Certes, Dilili à Paris n'est pas un film pour enfant mais il est tout à fait éligible à une séance en famille. Les adultes auraient même des choses à apprendre de l'héroïne. En effet, aux yeux des adultes, elle a l'habitude de changer d'avis : elle veut peindre, sauver des vies, chanter... « Tu changes souvent de métier » lui rétorque Orel, ce à quoi Dilili répond qu'elle ne compte faire tout cela à la fois et qu'elle ne voit pas ce qui l'en empêche, avant de lui faire remarquer à son tour que lui-même voudrait chanter, danser et garder son métier de triporteur mais qu'il se l'interdit lui-même. Après tout, pourquoi faudrait-il se restreindre, surtout quand le bonheur est en jeu ?

Visionner le film en famille peut aussi être une occasion pour les enfants de découvrir le Paris de la Belle Époque et les grands noms (le film en compte pas moins de 74) qui l'ont façonné. D'autant que Michel Ocelot s'est soucié de la fidélité historique même s'il l'a parfois contournée. Il avoue lui-même avoir commis une véritable entorse historique en dépeignant, pour les besoins du scénario, un préfet de police corrompu : « le grand préfet Lépine était brillant, audacieux, courageux, passionné. Quand j’ai cerné cette personnalité d’exception, je n’ai su qu’en faire. »

Parmi les personnalités de l'époque que rencontre Dilili, se trouve son institutrice Louise Michel. Envoyée au bagne en Nouvelle-Calédonie, elle avait réellement continué à enseigner aux petites-filles. Son œuvre Légendes et chants de gestes canaques (1885), a un titre atypique puisque comme le souligne l'ethnomusicologue Stéphanie Geneix-Rabault, on pensait que « les Kanaks ne faisaient pas de musique mais émettaient des cris » et ce jusque dans les années 1970.
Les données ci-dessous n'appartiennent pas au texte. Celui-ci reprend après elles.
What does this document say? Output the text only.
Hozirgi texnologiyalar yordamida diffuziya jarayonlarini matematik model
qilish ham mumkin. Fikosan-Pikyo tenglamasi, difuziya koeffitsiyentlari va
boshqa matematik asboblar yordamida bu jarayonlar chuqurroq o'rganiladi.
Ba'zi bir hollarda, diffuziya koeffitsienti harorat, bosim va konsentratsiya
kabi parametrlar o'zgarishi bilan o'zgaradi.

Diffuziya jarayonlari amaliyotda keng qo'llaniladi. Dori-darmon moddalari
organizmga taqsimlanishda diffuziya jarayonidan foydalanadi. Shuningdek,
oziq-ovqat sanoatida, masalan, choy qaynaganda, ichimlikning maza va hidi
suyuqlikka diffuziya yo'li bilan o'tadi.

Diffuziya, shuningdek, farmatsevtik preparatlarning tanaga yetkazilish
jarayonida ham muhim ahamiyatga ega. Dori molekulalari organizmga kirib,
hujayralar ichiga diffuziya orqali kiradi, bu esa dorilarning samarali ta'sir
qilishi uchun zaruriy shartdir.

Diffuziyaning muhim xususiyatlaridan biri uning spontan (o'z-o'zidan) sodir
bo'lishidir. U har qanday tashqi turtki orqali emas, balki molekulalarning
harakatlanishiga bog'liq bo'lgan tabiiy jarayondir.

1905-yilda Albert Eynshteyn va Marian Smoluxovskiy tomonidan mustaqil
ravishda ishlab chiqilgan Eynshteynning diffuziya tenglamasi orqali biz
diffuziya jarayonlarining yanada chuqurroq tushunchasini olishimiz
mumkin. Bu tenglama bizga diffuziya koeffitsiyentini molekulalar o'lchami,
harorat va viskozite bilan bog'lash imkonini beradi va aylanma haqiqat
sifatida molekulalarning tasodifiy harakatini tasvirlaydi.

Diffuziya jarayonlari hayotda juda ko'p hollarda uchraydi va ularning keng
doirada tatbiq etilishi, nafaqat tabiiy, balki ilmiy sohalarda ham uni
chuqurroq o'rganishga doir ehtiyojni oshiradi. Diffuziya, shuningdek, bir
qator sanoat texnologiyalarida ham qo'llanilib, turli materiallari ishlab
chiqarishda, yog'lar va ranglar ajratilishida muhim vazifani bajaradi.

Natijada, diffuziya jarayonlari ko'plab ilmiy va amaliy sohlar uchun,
De ce fait, Dilili à Paris est aussi une opportunité de parler du racisme, qui lui, est toujours d'actualité, ainsi que de toutes les formes de discrimination. Mais également de l'intolérance, des préjugés, voire de la violence.

Dilili à Paris

« Et tous ensemble »

Dilili à Paris dépeint un monde violent, toutefois la légèreté est aussi au rendez-vous. Lorsque Dilili, Orel et Henri de Toulouse-Lautrec chantent « Le temps des cerises », la joie d'être ensemble et de vivre le moment présent va jusqu'à surpasser l'aliénation linguistique. En effet, il n'y a ni cerises ni rossignols en Nouvelle-Calédonie, tout comme il manque des termes en français pour décrire la faune et la flore du pays. L'aliénation linguistique est double.
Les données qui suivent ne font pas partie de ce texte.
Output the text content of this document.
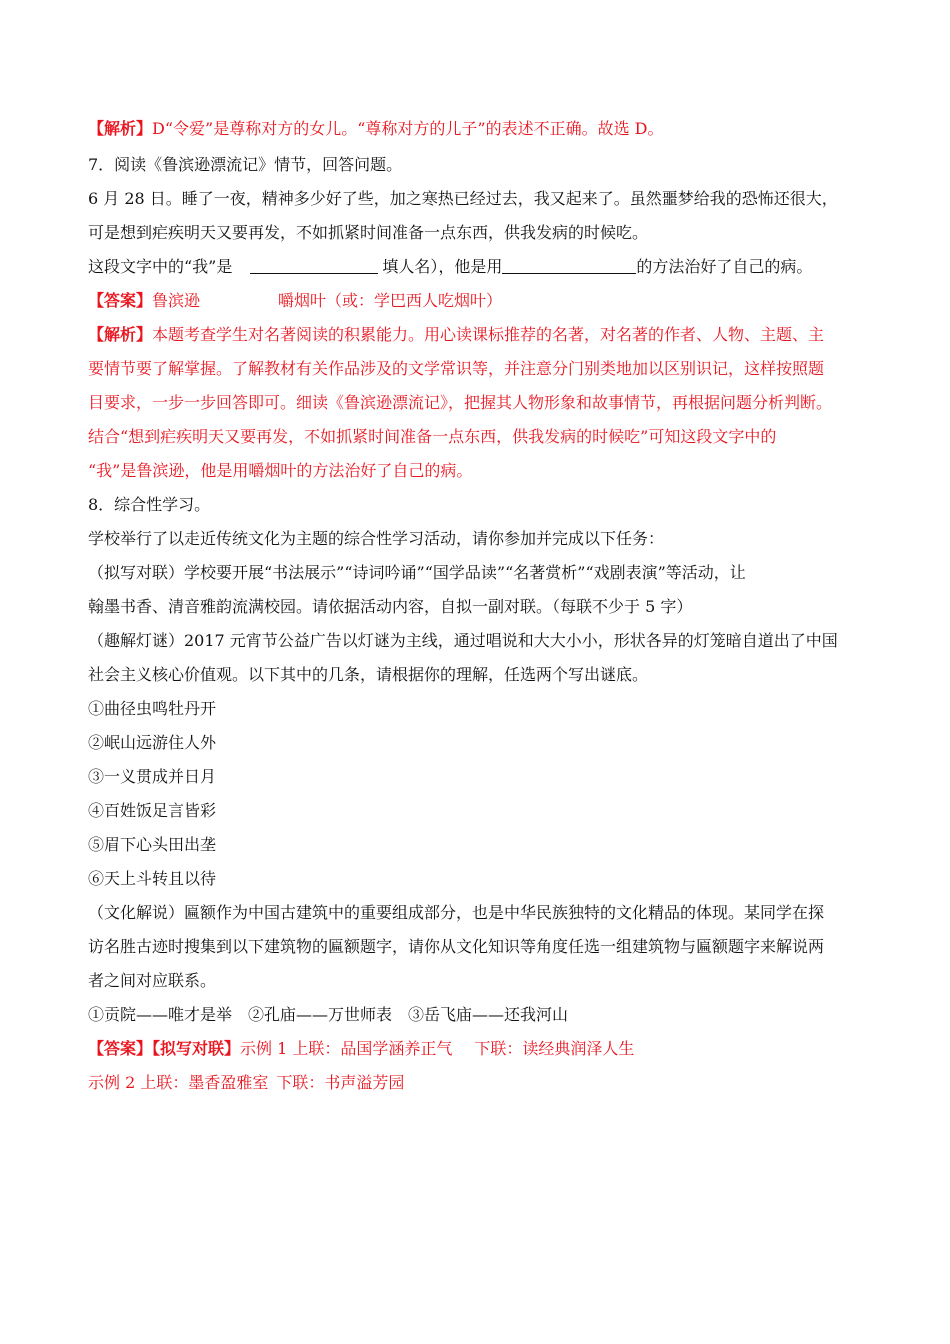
【解析】D“令爱”是尊称对方的女儿。“尊称对方的儿子”的表述不正确。故选 D。
7．阅读《鲁滨逊漂流记》情节，回答问题。
6 月 28 日。睡了一夜，精神多少好了些，加之寒热已经过去，我又起来了。虽然噩梦给我的恐怖还很大，
可是想到疟疾明天又要再发，不如抓紧时间准备一点东西，供我发病的时候吃。
这段文字中的“我”是	填人名），他是用	的方法治好了自己的病。
【答案】鲁滨逊	嚼烟叶（或：学巴西人吃烟叶）
【解析】本题考查学生对名著阅读的积累能力。用心读课标推荐的名著，对名著的作者、人物、主题、主
要情节要了解掌握。了解教材有关作品涉及的文学常识等，并注意分门别类地加以区别识记，这样按照题
目要求，一步一步回答即可。细读《鲁滨逊漂流记》，把握其人物形象和故事情节，再根据问题分析判断。
结合“想到疟疾明天又要再发，不如抓紧时间准备一点东西，供我发病的时候吃”可知这段文字中的
“我”是鲁滨逊，他是用嚼烟叶的方法治好了自己的病。
8．综合性学习。
学校举行了以走近传统文化为主题的综合性学习活动，请你参加并完成以下任务：
（拟写对联）学校要开展“书法展示”“诗词吟诵”“国学品读”“名著赏析”“戏剧表演”等活动，让
翰墨书香、清音雅韵流满校园。请依据活动内容，自拟一副对联。（每联不少于 5 字）
（趣解灯谜）2017 元宵节公益广告以灯谜为主线，通过唱说和大大小小，形状各异的灯笼暗自道出了中国
社会主义核心价值观。以下其中的几条，请根据你的理解，任选两个写出谜底。
①曲径虫鸣牡丹开
②岷山远游住人外
③一义贯成并日月
④百姓饭足言皆彩
⑤眉下心头田出垄
⑥天上斗转且以待
（文化解说）匾额作为中国古建筑中的重要组成部分，也是中华民族独特的文化精品的体现。某同学在探
访名胜古迹时搜集到以下建筑物的匾额题字，请你从文化知识等角度任选一组建筑物与匾额题字来解说两
者之间对应联系。
①贡院——唯才是举 ②孔庙——万世师表 ③岳飞庙——还我河山
【答案】【拟写对联】示例 1 上联：品国学涵养正气 下联：读经典润泽人生
示例 2 上联：墨香盈雅室 下联：书声溢芳园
Pour en revenir à la légèreté, elle se ressent également lors de la chanson des crédits « Le soleil et la pluie ». Il est évident que la réalisation ne s'est pas concentrée sur les performances vocales des doubleurs mais sur les émotions et la chanson en elle-même qui est de nature politique.

Il est vrai que le film revêt un caractère éminemment politique et cela peut déplaire. Par exemple, le devenir des victimes constituent un sujet important dans le film. Dilili, parce qu'elle a été humiliée publiquement en tant que victime des Mâles-Maîtres, se sent souillée et songe à la mort. L'humiliation d'une victime peut effectivement la renvoyer au ban de la société. On apprend aussi à la fin du film que certaines femmes, anciennes membres des Mâles-Maîtres, refusent de marcher debout, ayant choisi de poursuivre leur existence en marchant à quatre pattes.

Deux messages sont à retenir de cette fin : qu'il n'y a pas que des victimes. Les filles et les femmes enlevées sont des victimes des Mâles-Maîtres et non celles qui adhèrent à la cause. Leurs tenues a quelquefois mené la presse à un rapprochement avec celles portées par des femmes musulmanes. Ces dernières sont parfois perçues comme des victimes que l'Occident a pour devoir de sauver. Selon, l'anthropologue américano-palestinienne Lila Abu-Lughod (1952-), le sauvetage des femmes afghanes est un des arguments justifiant l'intervention américaine dans ce pays. Quoi qu'il en soit, le réalisateur a affirmé : « des hommes qui piétinent les femmes, il y en a partout. Je ne vise pas une religion en particulier » Interview de La Croix, 2018.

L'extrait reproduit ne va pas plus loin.